La Vellavia Bière blonde, Polignac, Auvergne

Auch dieses Jahr ging der große Sommerurlaub wieder nach Frankreich, diesmal mit dem Wohnmobil. Eigentlich auf der Suche nach Wein, aber eine Station wollte ich unbedingt dabei haben, Le Puy en Velay in der Auvergne. Hier kommen die berühmten grünen Linsen her, und die Stadt hat auch ihren ureigenen, fast märchenhaften Charme. Wir hatten uns den Camping de Bouthezard im Stadtteil Aiguilhe wegen der Lage direkt unterhalb der berühmten Felsenkirche St Michel d’Aiguilhe (auch auf dem Etikett des Bieres abgebildet) ausgesucht. Außerdem sprachen noch WiFi, Waschmaschine und Trockner dafür.
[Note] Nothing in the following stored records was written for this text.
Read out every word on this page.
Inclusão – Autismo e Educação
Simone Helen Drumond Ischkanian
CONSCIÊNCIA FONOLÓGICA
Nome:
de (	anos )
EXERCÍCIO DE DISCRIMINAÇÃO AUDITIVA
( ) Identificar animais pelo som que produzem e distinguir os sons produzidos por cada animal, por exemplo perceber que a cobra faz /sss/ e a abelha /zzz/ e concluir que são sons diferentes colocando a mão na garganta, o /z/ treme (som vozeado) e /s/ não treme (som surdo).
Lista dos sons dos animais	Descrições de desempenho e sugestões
Die einfachen Nassräume eher nicht.
Als verdientes Ankunftsbier nach Reifenwechsel auf der Autobahn gab es am Kiosk des Campinplatzes „leider“ nur lokales Bier, wie der Platzwart bedauernd feststellte. Einmal ein Linsen-Bier, Perle Verte, wie könnte es auch anders sein, und das La Vellavia blonde aus dem Nachbarort Polignac mit seiner berühmten Festung.
Polignac

Das Perle Verte war süffig, mit einem Hauch Linse im Nachgeschmack. Hätte ich das Etikett nicht gesehen, wahrscheinlich wäre es mir aber nicht aufgefallen.
Perle Verte
Das La Vellavia hingegen zeigte sich schon im Glas von einer eigenen Seite. Orange-Braun. Feine Schaumkrone.
In der Nase getrocknete und gefrorene Mangos, getrockneter Apfel, leichter Cidre. Im Mund getrocknete Mango und Malz kombiniert mit blumigem Hopfen und einem ganz leichten Bitterton zum Finale.
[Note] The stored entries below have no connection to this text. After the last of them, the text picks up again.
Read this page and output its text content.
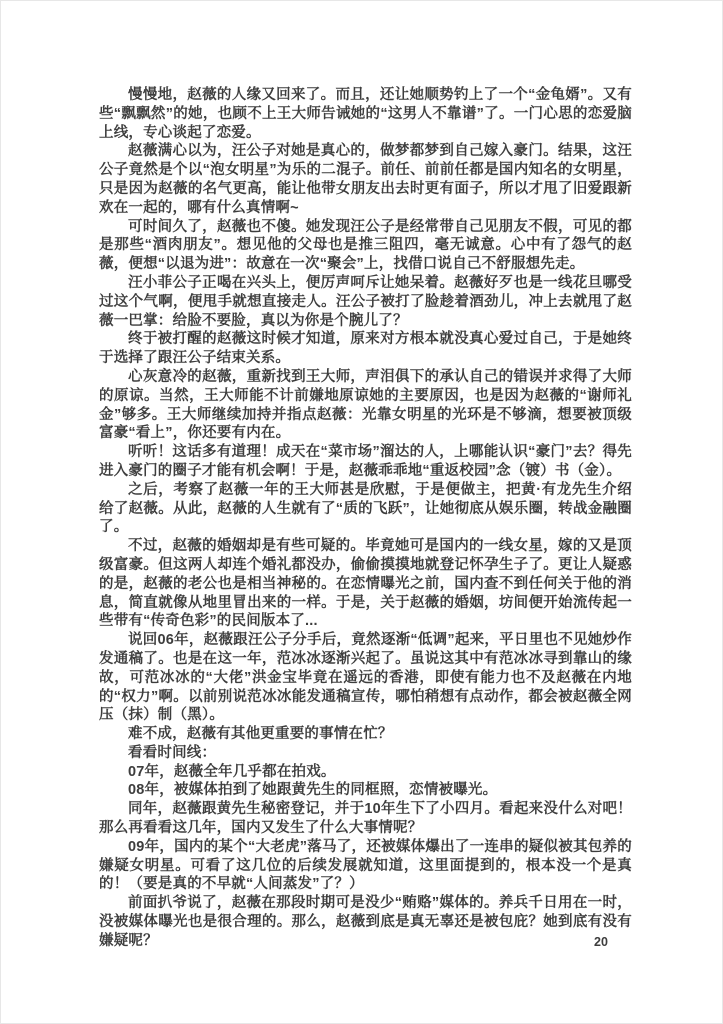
慢慢地，赵薇的人缘又回来了。而且，还让她顺势钓上了一个“金龟婿”。又有些“飘飘然”的她，也顾不上王大师告诫她的“这男人不靠谱”了。一门心思的恋爱脑上线，专心谈起了恋爱。

赵薇满心以为，汪公子对她是真心的，做梦都梦到自己嫁入豪门。结果，这汪公子竟然是个以“泡女明星”为乐的二混子。前任、前前任都是国内知名的女明星，只是因为赵薇的名气更高，能让他带女朋友出去时更有面子，所以才甩了旧爱跟新欢在一起的，哪有什么真情啊~

可时间久了，赵薇也不傻。她发现汪公子是经常带自己见朋友不假，可见的都是那些“酒肉朋友”。想见他的父母也是推三阻四，毫无诚意。心中有了怨气的赵薇，便想“以退为进”：故意在一次“聚会”上，找借口说自己不舒服想先走。

汪小菲公子正喝在兴头上，便厉声呵斥让她呆着。赵薇好歹也是一线花旦哪受过这个气啊，便甩手就想直接走人。汪公子被打了脸趁着酒劲儿，冲上去就甩了赵薇一巴掌：给脸不要脸，真以为你是个腕儿了？

终于被打醒的赵薇这时候才知道，原来对方根本就没真心爱过自己，于是她终于选择了跟汪公子结束关系。

心灰意冷的赵薇，重新找到王大师，声泪俱下的承认自己的错误并求得了大师的原谅。当然，王大师能不计前嫌地原谅她的主要原因，也是因为赵薇的“谢师礼金”够多。王大师继续加持并指点赵薇：光靠女明星的光环是不够滴，想要被顶级富豪“看上”，你还要有内在。

听听！这话多有道理！成天在“菜市场”溜达的人，上哪能认识“豪门”去？得先进入豪门的圈子才能有机会啊！于是，赵薇乖乖地“重返校园”念（镀）书（金）。

之后，考察了赵薇一年的王大师甚是欣慰，于是便做主，把黄·有龙先生介绍给了赵薇。从此，赵薇的人生就有了“质的飞跃”，让她彻底从娱乐圈，转战金融圈了。

不过，赵薇的婚姻却是有些可疑的。毕竟她可是国内的一线女星，嫁的又是顶级富豪。但这两人却连个婚礼都没办，偷偷摸摸地就登记怀孕生子了。更让人疑惑的是，赵薇的老公也是相当神秘的。在恋情曝光之前，国内查不到任何关于他的消息，简直就像从地里冒出来的一样。于是，关于赵薇的婚姻，坊间便开始流传起一些带有“传奇色彩”的民间版本了...

说回06年，赵薇跟汪公子分手后，竟然逐渐“低调”起来，平日里也不见她炒作发通稿了。也是在这一年，范冰冰逐渐兴起了。虽说这其中有范冰冰寻到靠山的缘故，可范冰冰的“大佬”洪金宝毕竟在遥远的香港，即使有能力也不及赵薇在内地的“权力”啊。以前别说范冰冰能发通稿宣传，哪怕稍想有点动作，都会被赵薇全网压（抹）制（黑）。

难不成，赵薇有其他更重要的事情在忙？

看看时间线：

07年，赵薇全年几乎都在拍戏。

08年，被媒体拍到了她跟黄先生的同框照，恋情被曝光。

同年，赵薇跟黄先生秘密登记，并于10年生下了小四月。看起来没什么对吧！那么再看看这几年，国内又发生了什么大事情呢？

09年，国内的某个“大老虎”落马了，还被媒体爆出了一连串的疑似被其包养的嫌疑女明星。可看了这几位的后续发展就知道，这里面提到的，根本没一个是真的！（要是真的不早就“人间蒸发”了？）

前面扒爷说了，赵薇在那段时期可是没少“贿赂”媒体的。养兵千日用在一时，没被媒体曝光也是很合理的。那么，赵薇到底是真无辜还是被包庇？她到底有没有嫌疑呢？	20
Neben dem guten Wasser aus dem Zentral-Massiv kommt beim Brauen noch eine besondere Zutat hinzu, die das Ergebnis so einzigartig macht. Die uralte Gerstensorte Ponote, die genau wie die Puy-Linse auf dem Hochplateau (600-1200 Meter) um Le Puy angebaut wird. Die Körner sind besonders groß, was im Zusammenhang mit dem Anbau der Linsen Sinn macht. Diese wurden früher nämlich gerne in Mischkultur angebaut. Die Gerste diente dann als Rankhilfe, die größeren Gersten-Körner ließen sich dann auch einfacher von den Linsen trennen. Auch ohne Tauben wie beim Aschenputtel.